中国系の低価格ショッピングプラットフォーム「テム(Temu)」が、世界の越境電子商取引(クロスボーダーEC)市場でアマゾンと肩を並べる存在に成長した。サービス開始からわずか3年で、グローバル市場における存在感を急速に高めているとの評価が出ている。
20日、香港紙「サウスチャイナ・モーニング・ポスト(SCMP)」は、国際郵便公社(IPC)の報告書を引用し、テムの世界越境EC市場におけるシェアが昨年24%に達したと報じた。
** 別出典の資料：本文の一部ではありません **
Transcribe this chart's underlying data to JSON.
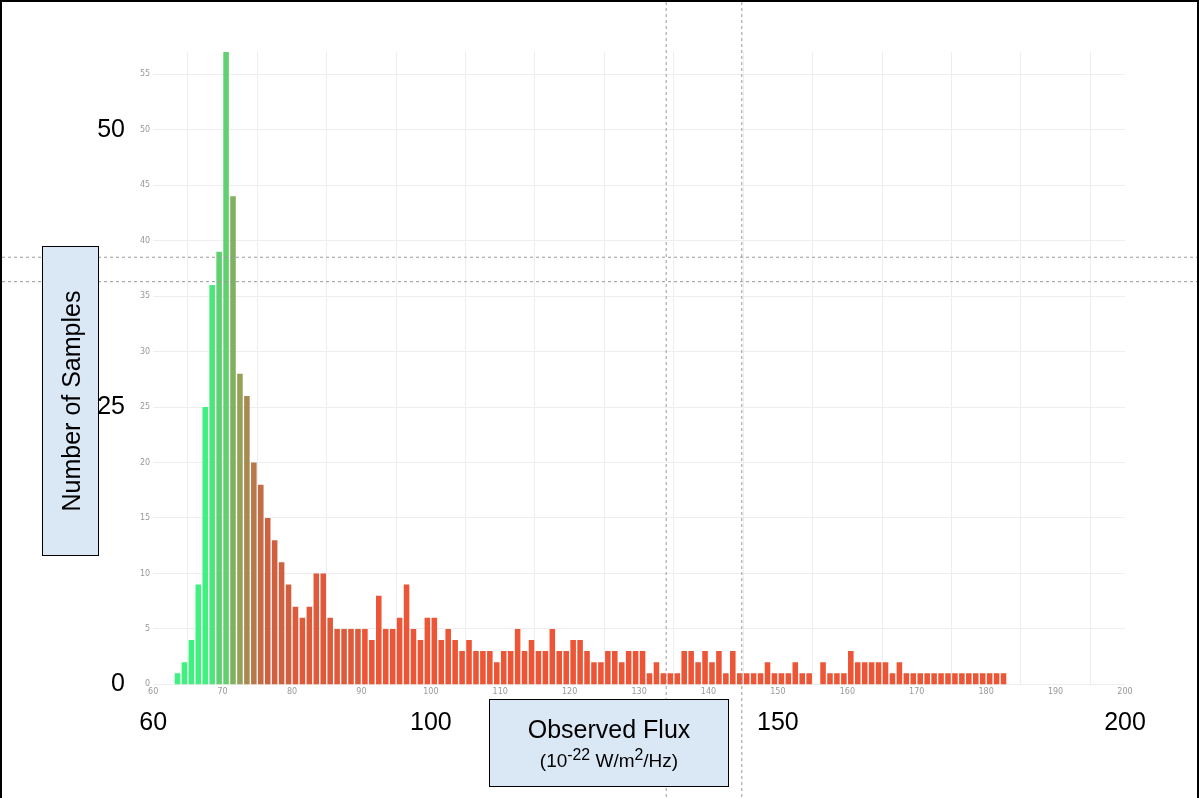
{
  "chart_data": {
    "type": "histogram",
    "xlabel": "Observed Flux\n(10$^{-22}$ W/m$^{2}$/Hz)",
    "ylabel": "Number of Samples",
    "bins": [
      63,
      64,
      65,
      66,
      67,
      68,
      69,
      70,
      71,
      72,
      73,
      74,
      75,
      76,
      77,
      78,
      79,
      80,
      81,
      82,
      83,
      84,
      85,
      86,
      87,
      88,
      89,
      90,
      91,
      92,
      93,
      94,
      95,
      96,
      97,
      98,
      99,
      100,
      101,
      102,
      103,
      104,
      105,
      106,
      107,
      108,
      109,
      110,
      111,
      112,
      113,
      114,
      115,
      116,
      117,
      118,
      119,
      120,
      121,
      122,
      123,
      124,
      125,
      126,
      127,
      128,
      129,
      130,
      131,
      132,
      133,
      134,
      135,
      136,
      137,
      138,
      139,
      140,
      141,
      142,
      143,
      144,
      145,
      146,
      147,
      148,
      149,
      150,
      151,
      152,
      153,
      154,
      155,
      156,
      157,
      158,
      159,
      160,
      161,
      162,
      163,
      164,
      165,
      166,
      167,
      168,
      169,
      170,
      171,
      172,
      173,
      174,
      175,
      176,
      177,
      178,
      179,
      180,
      181,
      182,
      183
    ],
    "values": [
      1,
      2,
      4,
      9,
      25,
      36,
      39,
      57,
      44,
      28,
      26,
      20,
      18,
      15,
      13,
      11,
      9,
      7,
      6,
      7,
      10,
      10,
      6,
      5,
      5,
      5,
      5,
      5,
      4,
      8,
      5,
      5,
      6,
      9,
      5,
      4,
      6,
      6,
      4,
      5,
      4,
      3,
      4,
      3,
      3,
      3,
      2,
      3,
      3,
      5,
      3,
      4,
      3,
      3,
      5,
      3,
      3,
      4,
      4,
      3,
      2,
      2,
      3,
      3,
      2,
      3,
      3,
      3,
      1,
      2,
      1,
      1,
      1,
      3,
      3,
      2,
      3,
      2,
      3,
      1,
      3,
      1,
      1,
      1,
      1,
      2,
      1,
      1,
      1,
      2,
      1,
      1,
      0,
      2,
      1,
      1,
      1,
      3,
      2,
      2,
      2,
      2,
      2,
      1,
      2,
      1,
      1,
      1,
      1,
      1,
      1,
      1,
      1,
      1,
      1,
      1,
      1,
      1,
      1,
      1
    ],
    "colors": [
      "#40f080",
      "#40f080",
      "#40f080",
      "#40f080",
      "#40f080",
      "#48e87c",
      "#60d070",
      "#60d070",
      "#80b060",
      "#96a058",
      "#a88a50",
      "#b8784a",
      "#c46c45",
      "#cf6040",
      "#cf6040",
      "#cf6040",
      "#cf6040",
      "#de5a3a",
      "#de5a3a",
      "#de5a3a",
      "#de5a3a",
      "#de5a3a",
      "#de5a3a",
      "#de5a3a",
      "#de5a3a",
      "#de5a3a",
      "#de5a3a",
      "#ec5535",
      "#ec5535",
      "#ec5535",
      "#ec5535",
      "#ec5535",
      "#ec5535",
      "#ec5535",
      "#ec5535",
      "#ec5535",
      "#ec5535",
      "#ec5535",
      "#ec5535",
      "#ec5535",
      "#ec5535",
      "#ec5535",
      "#ec5535",
      "#ec5535",
      "#ec5535",
      "#ec5535",
      "#ec5535",
      "#ec5535",
      "#ec5535",
      "#ec5535",
      "#ec5535",
      "#ec5535",
      "#ec5535",
      "#ec5535",
      "#ec5535",
      "#ec5535",
      "#ec5535",
      "#ec5535",
      "#ec5535",
      "#ec5535",
      "#ec5535",
      "#ec5535",
      "#ec5535",
      "#ec5535",
      "#ec5535",
      "#ec5535",
      "#ec5535",
      "#ec5535",
      "#ec5535",
      "#ec5535",
      "#ec5535",
      "#ec5535",
      "#ec5535",
      "#ec5535",
      "#ec5535",
      "#ec5535",
      "#ec5535",
      "#ec5535",
      "#ec5535",
      "#ec5535",
      "#ec5535",
      "#ec5535",
      "#ec5535",
      "#ec5535",
      "#ec5535",
      "#ec5535",
      "#ec5535",
      "#ec5535",
      "#ec5535",
      "#ec5535",
      "#ec5535",
      "#ec5535",
      "#ec5535",
      "#ec5535",
      "#ec5535",
      "#ec5535",
      "#ec5535",
      "#ec5535",
      "#ec5535",
      "#ec5535",
      "#ec5535",
      "#ec5535",
      "#ec5535",
      "#ec5535",
      "#ec5535",
      "#ec5535",
      "#ec5535",
      "#ec5535",
      "#ec5535",
      "#ec5535",
      "#ec5535",
      "#ec5535",
      "#ec5535",
      "#ec5535",
      "#ec5535",
      "#ec5535",
      "#ec5535",
      "#ec5535",
      "#ec5535",
      "#ec5535"
    ],
    "xlim": [
      60,
      200
    ],
    "xticks": [
      60,
      70,
      80,
      90,
      100,
      110,
      120,
      130,
      140,
      150,
      160,
      170,
      180,
      190,
      200
    ],
    "x2lim": [
      60,
      200
    ],
    "x2ticks": [
      60,
      100,
      150,
      200
    ],
    "ylim": [
      0,
      57
    ],
    "yticks": [
      0,
      25,
      50
    ],
    "y2lim": [
      0,
      57
    ],
    "y2ticks": [
      0,
      5,
      10,
      15,
      20,
      25,
      30,
      35,
      40,
      45,
      50,
      55
    ],
    "ref_lines": [
      {
        "axis": "x",
        "value": 133.9,
        "color": "#999999",
        "line_style": "dashed"
      },
      {
        "axis": "x",
        "value": 144.8,
        "color": "#999999",
        "line_style": "dashed"
      },
      {
        "axis": "y",
        "value": 38.5,
        "color": "#999999",
        "line_style": "dashed"
      },
      {
        "axis": "y",
        "value": 36.3,
        "color": "#999999",
        "line_style": "dashed"
      }
    ],
    "grid": true,
    "legend": false
  }
}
2022年のサービス開始当初は1%にも満たなかったが、わずか3年で急成長し、同期間に25%を記録したアマゾンと事実上並ぶ水準となった。
一方、アマゾンのシェアは伸び悩んでいる。IPCによると、海外直販市場におけるアマゾンのシェアは過去2年間にわたり26%を維持していたが、2024年には25%へと小幅に低下した。市場規模が急拡大する中で、中国系プラットフォームの成長スピードに十分対応できなかったとの見方が出ている。
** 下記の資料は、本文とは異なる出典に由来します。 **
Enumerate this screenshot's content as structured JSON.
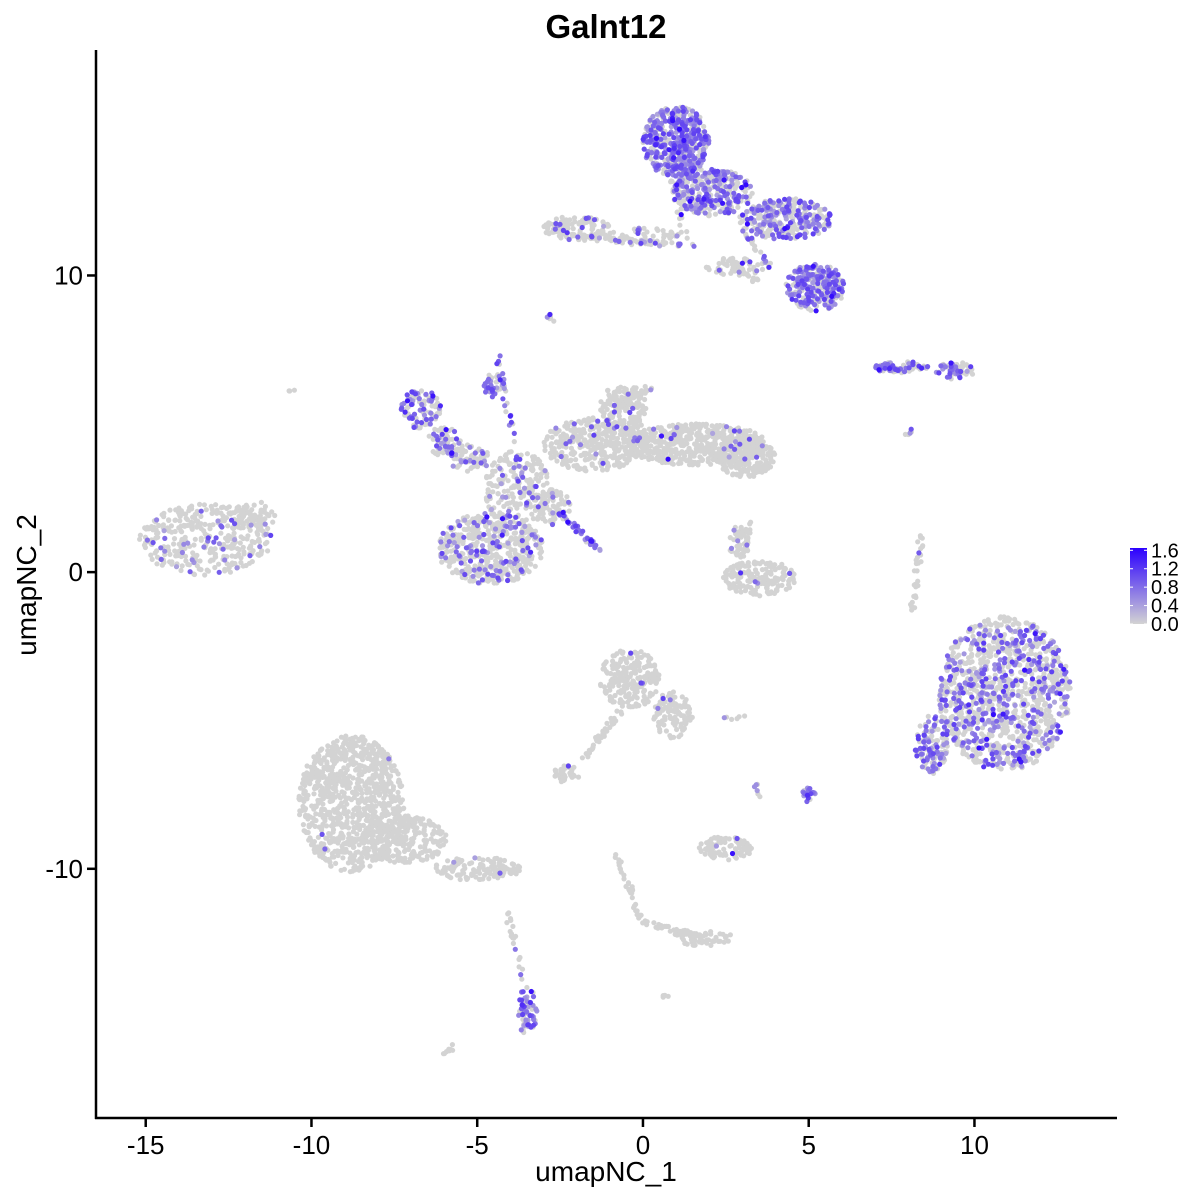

こうした変化の中心にあるのがテムだ。IPCのホルガー・ウィンクルバウアー最高経営責任者(CEO)は「過去3年間で中国の電子商取引輸出は急成長しており、その中でもテムの拡大スピードは際立っている」と指摘した上で、「ただし今後、関税政策の変更によって世界のサプライチェーン再編は避けられない」と述べた。
中国系プラットフォームの影響力が拡大する中でも、シーイン(Shein)とアリエクスプレス(AliExpress)の市場シェアは大きな変化はなく、それぞれ9%、8%を維持した。
かつての有力企業とされた米電子商取引大手イーベイは、明確な下落傾向を示している。昨年9月に米国、フランス、オーストラリアなど37カ国の消費者3万970人を対象に実施された調査によると、イーベイの市場シェアは2018年比で68%減少し、2024年には5%まで落ち込んだ。
アマゾンも価格競争力の強化に乗り出している。2024年、価格上限を20ドル(約3,158円)に設定した超低価格サービス「アマゾン・ホール(Haul)」を開始し、テムを強く意識した対抗策を打ち出した。
一方、低価格の中国製品を巡る規制圧力は年々強まっている。米国は昨年まで800ドル(約12万6,316円)未満の輸入品に関税を課さなかった「少額免税制度」を廃止し、金額の小さい商品であっても関税と通関手続きが必要となった。欧州連合(EU)も今年7月から、非EU諸国から直送される150ユーロ(約2万7,798円)未満の小包に対し、1件当たり3ユーロ(約556円)の手数料を課す方針だ。